Dostál zufolge sind die vom Gesundheitsministerium erlassenen Vorschriften chaotisch und nicht entsprechend begründet worden. Das Urteil könne letztlich auch Unternehmern helfen, glaubt der Rechtsexperte:

„Die Entscheidung des Gerichts kann einen Ersatz für jene Schäden begünstigen, die durch die Maßnahmen entstanden sind. Ich denke, dass für den Zeitraum, in dem die nun aufgehobenen Regelungen galten, Möglichkeiten für einen Schadenersatz entstehen.“

Tomáš Prouza  (Foto: Jana Přinosilová,  Archiv des Tschechischen Rundfunks)
Auch der Vorsitzende des Handels- und Tourismusverbands, Tomáš Prouza, ist davon überzeugt, dass auch jene Firmen einen Schadenersatz beantragen können, die bisher keine Hilfe vom Staat bekommen haben. Prouza merkte zudem an, dass die Mehrheit der Unternehmer dem Regierungskabinett nicht mehr vertraue.

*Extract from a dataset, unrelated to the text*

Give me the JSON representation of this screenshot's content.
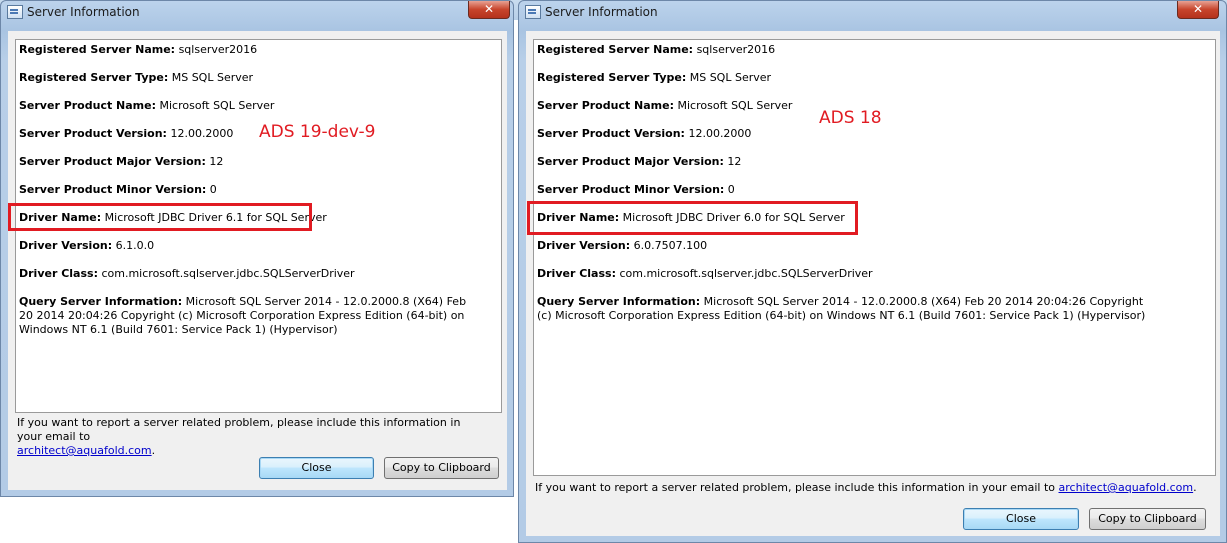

„Ein Großteil der Unternehmer versteht, wie ernst die Lage ist. Hätte die Regierung einen Vorschlag gemacht, um sich mit ihnen auf eine Lösung zu einigen, wäre dies von der Mehrheit akzeptiert worden. Da das Kabinett aber zu diesem Trick mit der Übertragung der Maßnahmen an das Gesundheitsministerium gegriffen hat, wurde das Vertrauen in die Regierung stark erschüttert.“

Premier Andrej Babiš (Partei Ano) bezeichnete das Gerichtsurteil, das bereits rechtskräftig ist, als absurd. Die Opposition fühlt sich durch das Urteil in ihren Befürchtungen bestätigt, dass die Regierungskoalition im Kampf gegen die Coronavirus-Pandemie gesetzwidrig vorgeht. Vertreter der Piratenpartei erklärten, sie hätten auf die Risiken von Anfang an aufmerksam gemacht. Laut der Vizevorsitzenden der Piraten, Olga Richterová, darf so etwas der Regierung nie wieder passieren:

Vít Rakušan  (Foto: Filip Jandourek,  Archiv des Tschechischen Rundfunks)
„Die Regierung hat die Grundprinzipien des Rechtsstaats missachtet. Sie hat aus bestimmten Gründen entschieden, die Entscheidungen an das Gesundheitsministerium zu delegieren. Und darin besteht das Problem. Wir verlangen, dass in Zukunft die Schritte des Kabinetts klar begründet werden und nicht mehr chaotisch regiert wird.“

Der Vorsitzende des Bündnisses der Bürgermeister und Unabhängigen (Stan), Vít Rakušan, bezeichnete das Verhalten des Kabinetts als gefährlich.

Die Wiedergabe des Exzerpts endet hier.